Mais, il serait encore plus intéressant de regarder de près quels sont ces produits turcs qui semblent envahir l’économie marocaine. Il y a, avant tout, les produits sidérurgiques dont les importations ont atteint 931 millions de dirhams. Il s’agit notamment du rond à béton et des fils machine. A cela, s’ajoutent quelque 678 millions de dirhams de demi-produits en acier ou en fer non alliés. 

Or, c’est justement là où le bât blesse. Puisqu’après enquête sur des faits avérés de dumping, le Maroc a mis en place des mesures de sauvegarde. Concernant les produits alimentaires dont on redoutait tant l’invasion turque, leur volume ne dépasse pas les 150 millions de dirhams. 

Mais les Turcs sont également très actifs concernant le secteur du BTP. Ils sont sur tous les grands chantiers lancés à travers le Maroc. Du pipeline entre Khouribga et Jorf Lasfar que construit OCP, au TGV, en passant par les tramways, mais également les routes et autoroutes. Cela finit par être un peu agaçant pour les opérateurs, surtout si, comme certains le disent, il y a d’importantes subventions à l’exportation qui prennent plusieurs formes, notamment l’assurance export offerte gracieusement par le gouvernement. Tout ceci explique mieux la réaction de la CGEM, que les deux raisons officielles qui ont été données. La question qui se pose est de savoir s’il y aura un changement après ce refus de rencontrer les opérateurs turcs. Du côté turc, c’est avec beaucoup de gêne que l’on a accueilli la froideur du patronat. Mais les diplomates se refusent à tout commentaire. Néanmoins, les choses sont déjà ce qu’elles sont : les exportations continueront à progresser. Parce que la réalité, c’est que les produits turcs rencontrent un francs succès à tous les niveaux. Même si les mesures prises récemment freinent les exportations de produits sidérurgiques, il restera toujours la large palette de biens dont le volume des importations ne fera que progresser. Il s’agit, notamment de la longue liste de demi-produits représentant 3,5 milliards de dirhams en 2011, mais également des produits finis de consommation (2,85 milliards de dirhams en 2011), des produits d’équipement industriels et agricoles (1,94 milliard de dirhams en 2011). Le fait est que sur la plupart de ces produits, il n’y a pas de véritable concurrence avec les industriels locaux. Et de toute évidence, s’ils sont importés, c’est parce qu’il y a un véritable besoin de l’économie marocaine, laquelle en profite vu le rapport qualité-prix. 
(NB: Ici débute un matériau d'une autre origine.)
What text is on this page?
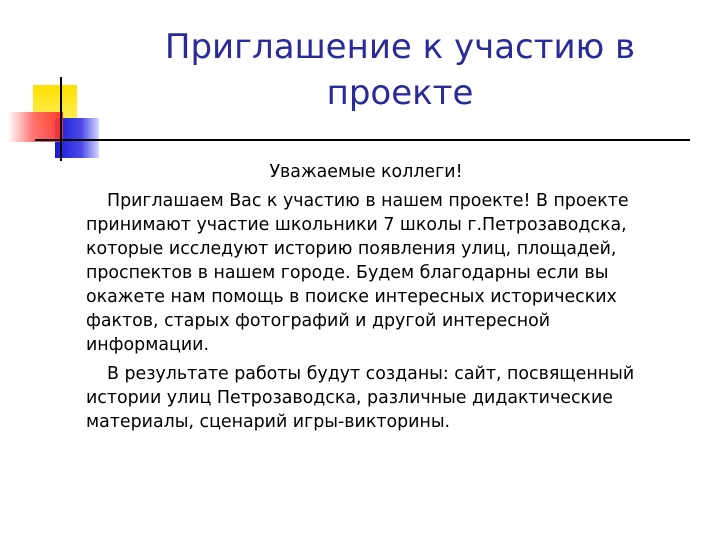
Приглашение к участию в проекте

Уважаемые коллеги!

Приглашаем Вас к участию в нашем проекте! В проекте принимают участие школьники 7 школы г.Петрозаводска, которые исследуют историю появления улиц, площадей, проспектов в нашем городе. Будем благодарны если вы окажете нам помощь в поиске интересных исторических фактов, старых фотографий и другой интересной информации.

В результате работы будут созданы: сайт, посвященный истории улиц Петрозаводска, различные дидактические материалы, сценарий игры-викторины.
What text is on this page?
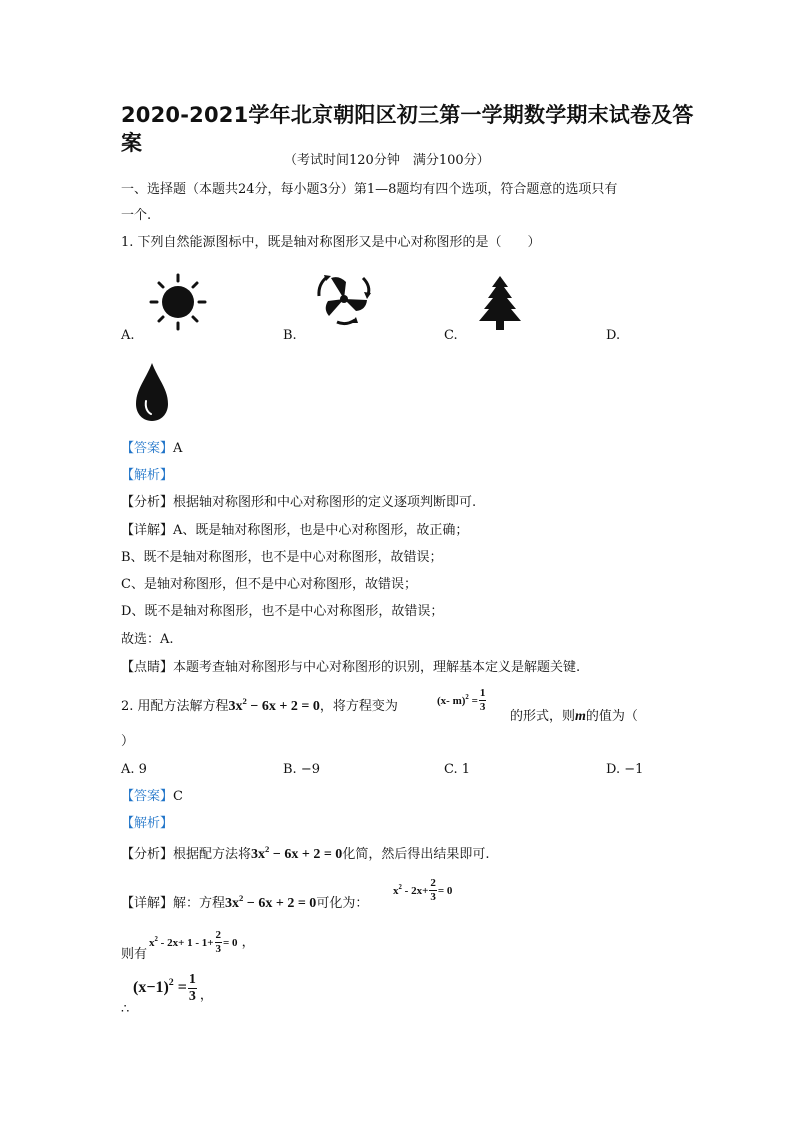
2020-2021学年北京朝阳区初三第一学期数学期末试卷及答
案
（考试时间120分钟　满分100分）
一、选择题（本题共24分，每小题3分）第1—8题均有四个选项，符合题意的选项只有
一个.
1. 下列自然能源图标中，既是轴对称图形又是中心对称图形的是（　　）
A.	B.	C.	D.
【答案】A
【解析】
【分析】根据轴对称图形和中心对称图形的定义逐项判断即可.
【详解】A、既是轴对称图形，也是中心对称图形，故正确；
B、既不是轴对称图形，也不是中心对称图形，故错误；
C、是轴对称图形，但不是中心对称图形，故错误；
D、既不是轴对称图形，也不是中心对称图形，故错误；
故选：A.
【点睛】本题考查轴对称图形与中心对称图形的识别，理解基本定义是解题关键.
2. 用配方法解方程 $3x^2 - 6x + 2 = 0$ ，将方程变为	(x- $m)^2 = \frac{1}{3}$
的形式，则 m 的值为（
）
A. 9	B. −9	C. 1	D. −1
【答案】C
【解析】
【分析】 根据配方法将 $3x^2 - 6x + 2 = 0$ 化简，然后得出结果即可.
【详解】 解：方程 $3x^2 - 6x + 2 = 0$ 可化为：
$x^2 - 2x+ \frac{2}{3} = 0$
$x^2 - 2x+ 1 - 1+ \frac{2}{3} = 0$ ，
则有
$(x-1)^2 = \frac{1}{3}$ ，
∴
En outre, avant de jeter l’opprobre sur les pratiques turques en matière d’exportations, il serait bien de procéder à l’analyse de la balance commerciale qui montre qu’il y a un véritable problème de compétitivité. Avec les principaux partenaires commerciaux du Maroc, il y a un vrai déficit que les accords de libre-échange ont contribué à aggraver. Avec l’Union Européenne, par exemple, le déficit a atteint 67 milliards de dirhams en 2011, contre 47 milliards en 2007. Sur cette période, les exportations marocaines n’ont augmenté que de 12 milliards de dirhams pour atteindre 102 milliards de dirhams, contre une hausse de 32 milliards pour les importations. Et, il ne serait pas très à propos d’accuser les produits pétroliers. C’est un vrai problème de compétitivité industrielle, agricole ou de service. 

En se penchant sur les relations commerciales avec les Etats-Unis également, le constat est pire, puisque le déficit est de 21 milliards, soit un taux de couverture de 27% seulement. En somme, l’entreprise marocaine n’a pas de véritable problème avec ses partenaires, mais c’est avec sa propre compétitivité qu’elle devrait se réconcilier. Des mesures profondes sont nécessaires.